For a moment, Amanda remained focused on Miss Bowersley’s thoughtless words. Having been raised in Maryland, she had been exposed to slavery, but her family had never owned any. Their farm was too small to profit by it, but her father had also felt it wrong for one man to own another. The whole idea had never sat well with her either. Apparently, Miss Bowersley considered it an inconvenience, for herself if not for the slave. Any charity she felt toward the girl faded.
Then the meaning behind the words sank in, and her mind raced. Would the captain seize the opportunity to get rid of her? Afte
r all, if Miss Bowersley’s uncle had the wealth she claimed, he could give her a job and assume responsibility for her. She would no longer be a member of the crew and, therefore, no longer Captain Stoakes’ responsibility. Whether she chose to stay with Miss Bowersley or leave her employ would be up to Amanda, but Captain Stoakes would be free to wash his hands of her.
She couldn’t leave the ship, she just couldn’t! She needed more time. Time to prove her worth to the captain. Time to prove she could be as valuable as any man. Time to prove he needed her. The blood rushed to Amanda’s head, and the world around her took on a tinny sound. Boys didn’t swoon, did they? She clung to the thought like a life raft to avoid losing control of her senses.
Amanda caught the captain’s eye for a moment, but he looked away.
“I’m afraid I can’t allow Adam to go with you.” He laid his napkin across his plate. “He is indispensable to me.”
Chapter Seventeen
With Miss Bowersley clinging to his arm once again, Captain Stoakes escorted his guests to the upper deck and called for the transport boat to take them back to their ship. Amanda wondered if Miss Bowersley could walk under her own accord. If the captain let her go, would she weave her way over to the side of the ship and topple over?
The image, although delightful, could not have raised Amanda’s sprits any higher. The captain had called her “indispensable.” Had he meant it?
Perhaps he had been so put off by the way Miss Bowersley made the request to take Adam with her to North Carolina that he hadn’t been inclined to be accommodating.
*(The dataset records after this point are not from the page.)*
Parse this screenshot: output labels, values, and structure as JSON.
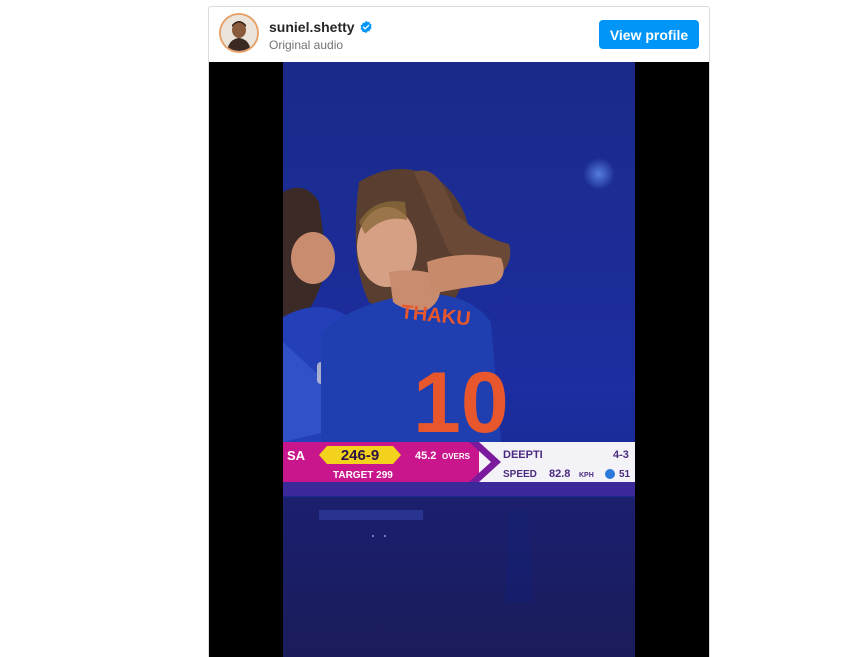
{
  "post": {
    "username": "suniel.shetty",
    "subtitle": "Original audio",
    "verified": true,
    "view_profile_label": "View profile"
  },
  "video_overlay": {
    "jersey_name": "THAKU",
    "jersey_number": "10",
    "team": "SA",
    "score": "246-9",
    "overs_value": "45.2",
    "overs_label": "OVERS",
    "target_label": "TARGET 299",
    "bowler": "DEEPTI",
    "bowler_figures": "4-3",
    "speed_label": "SPEED",
    "speed_value": "82.8",
    "speed_unit": "KPH",
    "trailing_value": "51"
  },
  "colors": {
    "accent": "#0095f6",
    "scorebar_magenta": "#c9168d",
    "score_yellow": "#f2d21c",
    "jersey_blue": "#1f3fb0",
    "jersey_number_orange": "#e8572c"
  },
  "icons": {
    "verified": "verified-badge-icon",
    "avatar": "avatar"
  }
}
Regardless of whether he had been sincere or not, he had made it clear she would not be sent with Miss Bowersley to her uncle’s plantation. And the more she had thought about it while she and Cookie cleared the dishes and poured more wine, the more she doubted he would dump her off on an English captain. After all, he wouldn’t want her feeding the enemy, would he?
Despite the few moments of tension, Amanda had never been so entertained, and she hated to see the evening end. Their guests, for she no longer thought of them as prisoners, were so unlike any of the people she knew. Prior to life on the Amanda, her circle of friends and acquaintances didn’t extend much beyond farmers, local merchants and their families. None of the Amanda’s crew, even those with telltale British accents, were as uniquely alien as the officers of the merchantman and the girl.